Ermittlung des optimalen Verkehrsträgers, Routenplanung, Frachtraum-Auslastung und Zollabwicklung.
Bündelung von Einzelsendungen (Sammelgut) im Logistik-Hub zur effizienten Auslastung der Hauptläufe.
Sicherer Transport durch qualifizierte Frachtführer – von der Abholung bis zur Zustellung frei Bordsteinkante.
In der Praxis verschwimmen die Begriffe oft. Dennoch gibt es strikte juristische und operative Unterschiede, die für Verlader von großer Bedeutung sind.
| Merkmal | Spedition (Spediteur) | Frachtführer (Fuhrunternehmer) |
|---|---|---|
| Hauptaufgabe | Organisation und Vermittlung des gesamten Transports (rechtliche Besorgungspflicht). | Die tatsächliche, physische Durchführung des Transports mit eigenen Lkw. |
| Vertragsart | Speditionsvertrag (§ 453 HGB) | Frachtvertrag (§ 407 HGB) |
| Flexibilität | Sehr hoch. Kann bei Engpässen flexibel auf tausende Partnerfahrzeuge im Netzwerk zurückgreifen. | Eingeschränkt. Ist an die Kapazitäten der eigenen, physischen Fahrzeugflotte gebunden. |
| Leistungsspektrum | Multimodal (kombiniert Lkw, Schiene, Luftfracht), inkl. Verzollung, Lagerung und Kommissionierung. | Fokus liegt meist rein auf der Strecke von der Ladestelle zur Entladestelle. |
Hinweis zum „Selbsteintritt“: Führt eine Spedition den Transport mit eigenen Fahrzeugen selbst durch, spricht man im Transportrecht vom sogenannten Selbsteintritt (§ 458 HGB). In diesem Moment haftet die Spedition gleichzeitig als Frachtführer.
Moderne Speditionen steuern komplexe Supply-Chains. Zu den klassischen speditionellen Dienstleistungen gehören:
Konsolidierung (Sammelgutverkehr): Einzelne Stückgut-Sendungen verschiedener Kunden werden zu Sammelladungen zusammengefasst, um Transportkosten zu senken.
Dokumentenabwicklung: Erstellung von Frachtbriefen (CMR im internationalen Verkehr), Ladelisten und die Abwicklung von Zollformalitäten.
Lagerlogistik: Zwischenlagerung von Waren, Bestandsmanagement sowie Value-Added-Services (z. B. Verpacken, Etikettieren oder Kommissionieren).
Transportversicherung: Eindeckung der Güter mit Zusatzversicherungen zum Schutz des Verladers vor finanziellen Verlusten bei Beschädigung oder Verlust.
Der Speditionsversand in Deutschland ist stark reglementiert. Um eine einheitliche Rechtsbasis zu schaffen, arbeitet die Logistikbranche fast ausschließlich nach den Allgemeinen Deutschen Spediteurbedingungen (ADSp).
Die ADSp regeln im Detail die Pflichten des Verladers (z. B. richtige Kennzeichnung und transportsichere Verpackung) sowie die Haftungsgrenzen der Spedition. Bei Verlust oder Beschädigung haftet eine Spedition standardmäßig nach gesetzlichen Höchstsätzen, die an sogenannte Sonderziehungsrechte (SZR) gekoppelt sind. Da diese Haftung bei leichten, aber extrem teuren Gütern oft nicht den realen Warenwert abdeckt, empfiehlt sich bei hochwertigen Frachten stets der Abschluss einer separaten Transportversicherung über den Spediteur.

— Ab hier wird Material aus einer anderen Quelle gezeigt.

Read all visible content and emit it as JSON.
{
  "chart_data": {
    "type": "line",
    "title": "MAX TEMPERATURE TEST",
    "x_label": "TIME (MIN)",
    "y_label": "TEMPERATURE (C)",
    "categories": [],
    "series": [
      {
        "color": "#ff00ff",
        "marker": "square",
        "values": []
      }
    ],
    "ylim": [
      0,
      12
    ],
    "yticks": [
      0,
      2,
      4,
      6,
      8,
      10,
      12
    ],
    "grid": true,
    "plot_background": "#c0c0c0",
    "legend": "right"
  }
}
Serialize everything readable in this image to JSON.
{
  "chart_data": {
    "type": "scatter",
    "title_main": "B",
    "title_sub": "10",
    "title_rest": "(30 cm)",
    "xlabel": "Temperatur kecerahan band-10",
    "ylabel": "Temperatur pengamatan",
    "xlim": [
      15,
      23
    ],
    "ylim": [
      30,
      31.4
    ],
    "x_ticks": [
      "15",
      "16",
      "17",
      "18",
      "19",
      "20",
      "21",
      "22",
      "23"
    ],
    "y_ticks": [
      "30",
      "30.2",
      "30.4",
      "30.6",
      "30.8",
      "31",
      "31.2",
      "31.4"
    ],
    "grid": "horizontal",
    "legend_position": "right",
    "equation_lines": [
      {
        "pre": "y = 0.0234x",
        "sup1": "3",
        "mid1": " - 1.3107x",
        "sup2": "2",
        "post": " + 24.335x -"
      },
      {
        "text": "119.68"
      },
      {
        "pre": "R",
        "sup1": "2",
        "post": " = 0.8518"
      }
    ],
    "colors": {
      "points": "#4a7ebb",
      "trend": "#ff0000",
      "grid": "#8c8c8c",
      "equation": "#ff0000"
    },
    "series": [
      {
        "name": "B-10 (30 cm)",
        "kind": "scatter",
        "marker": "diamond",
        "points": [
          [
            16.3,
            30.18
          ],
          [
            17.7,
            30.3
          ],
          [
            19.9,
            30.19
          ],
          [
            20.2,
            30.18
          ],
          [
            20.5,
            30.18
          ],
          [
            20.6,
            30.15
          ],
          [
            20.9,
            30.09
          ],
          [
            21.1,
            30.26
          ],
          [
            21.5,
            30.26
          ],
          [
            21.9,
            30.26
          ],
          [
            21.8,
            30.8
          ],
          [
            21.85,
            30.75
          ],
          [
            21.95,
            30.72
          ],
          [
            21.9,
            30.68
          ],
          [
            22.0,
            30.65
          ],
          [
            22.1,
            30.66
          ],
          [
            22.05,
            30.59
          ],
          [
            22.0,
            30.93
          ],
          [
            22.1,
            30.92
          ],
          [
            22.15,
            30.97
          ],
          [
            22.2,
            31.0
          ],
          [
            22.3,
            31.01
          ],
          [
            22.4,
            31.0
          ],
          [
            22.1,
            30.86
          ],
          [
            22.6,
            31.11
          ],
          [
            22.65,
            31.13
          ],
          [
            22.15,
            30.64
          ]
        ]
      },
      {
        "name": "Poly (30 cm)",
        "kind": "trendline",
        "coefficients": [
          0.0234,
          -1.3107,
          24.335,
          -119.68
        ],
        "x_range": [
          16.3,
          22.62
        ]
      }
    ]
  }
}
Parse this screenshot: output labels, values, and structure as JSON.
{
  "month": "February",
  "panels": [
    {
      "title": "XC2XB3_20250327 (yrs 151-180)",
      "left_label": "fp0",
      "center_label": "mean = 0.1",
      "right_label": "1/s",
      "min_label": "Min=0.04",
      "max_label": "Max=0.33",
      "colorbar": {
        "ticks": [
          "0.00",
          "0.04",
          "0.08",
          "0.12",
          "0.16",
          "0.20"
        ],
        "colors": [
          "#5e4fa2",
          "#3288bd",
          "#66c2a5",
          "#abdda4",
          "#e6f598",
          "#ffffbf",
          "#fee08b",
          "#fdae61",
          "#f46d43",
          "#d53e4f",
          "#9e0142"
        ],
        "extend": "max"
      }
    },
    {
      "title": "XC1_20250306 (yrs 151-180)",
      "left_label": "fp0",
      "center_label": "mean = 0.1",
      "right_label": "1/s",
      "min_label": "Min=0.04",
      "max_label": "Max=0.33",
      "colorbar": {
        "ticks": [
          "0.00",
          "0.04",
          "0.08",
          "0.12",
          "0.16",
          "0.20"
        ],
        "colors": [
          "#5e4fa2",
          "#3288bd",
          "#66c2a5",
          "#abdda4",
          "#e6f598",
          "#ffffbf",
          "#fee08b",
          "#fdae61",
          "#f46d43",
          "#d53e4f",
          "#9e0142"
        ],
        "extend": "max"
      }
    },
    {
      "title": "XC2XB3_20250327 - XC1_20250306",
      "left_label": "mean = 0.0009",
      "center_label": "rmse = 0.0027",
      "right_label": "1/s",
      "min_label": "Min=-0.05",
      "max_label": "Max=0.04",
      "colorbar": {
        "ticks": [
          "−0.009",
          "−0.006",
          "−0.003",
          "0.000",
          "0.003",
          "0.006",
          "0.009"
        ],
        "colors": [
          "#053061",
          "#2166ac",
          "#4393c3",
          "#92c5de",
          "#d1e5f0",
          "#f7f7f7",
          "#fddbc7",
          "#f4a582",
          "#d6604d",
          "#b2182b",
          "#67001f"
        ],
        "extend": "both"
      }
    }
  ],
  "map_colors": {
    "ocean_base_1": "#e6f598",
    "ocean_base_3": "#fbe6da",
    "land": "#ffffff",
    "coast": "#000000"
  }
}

Sie kümmert sich hauptberuflich um die Abholung von Gütern bei einer Adresse und das Verbringen der Waren an eine andere Adresse. Dabei trägt der Spediteur Sorge für einen Platz auf einem geeigneten Transportmittel; wahlweise Fahrzeug, Bahn, Schiff oder Flugzeug. Handelt es sich um internationalen Versand, kommt noch die Verzollung der Güter hinzu.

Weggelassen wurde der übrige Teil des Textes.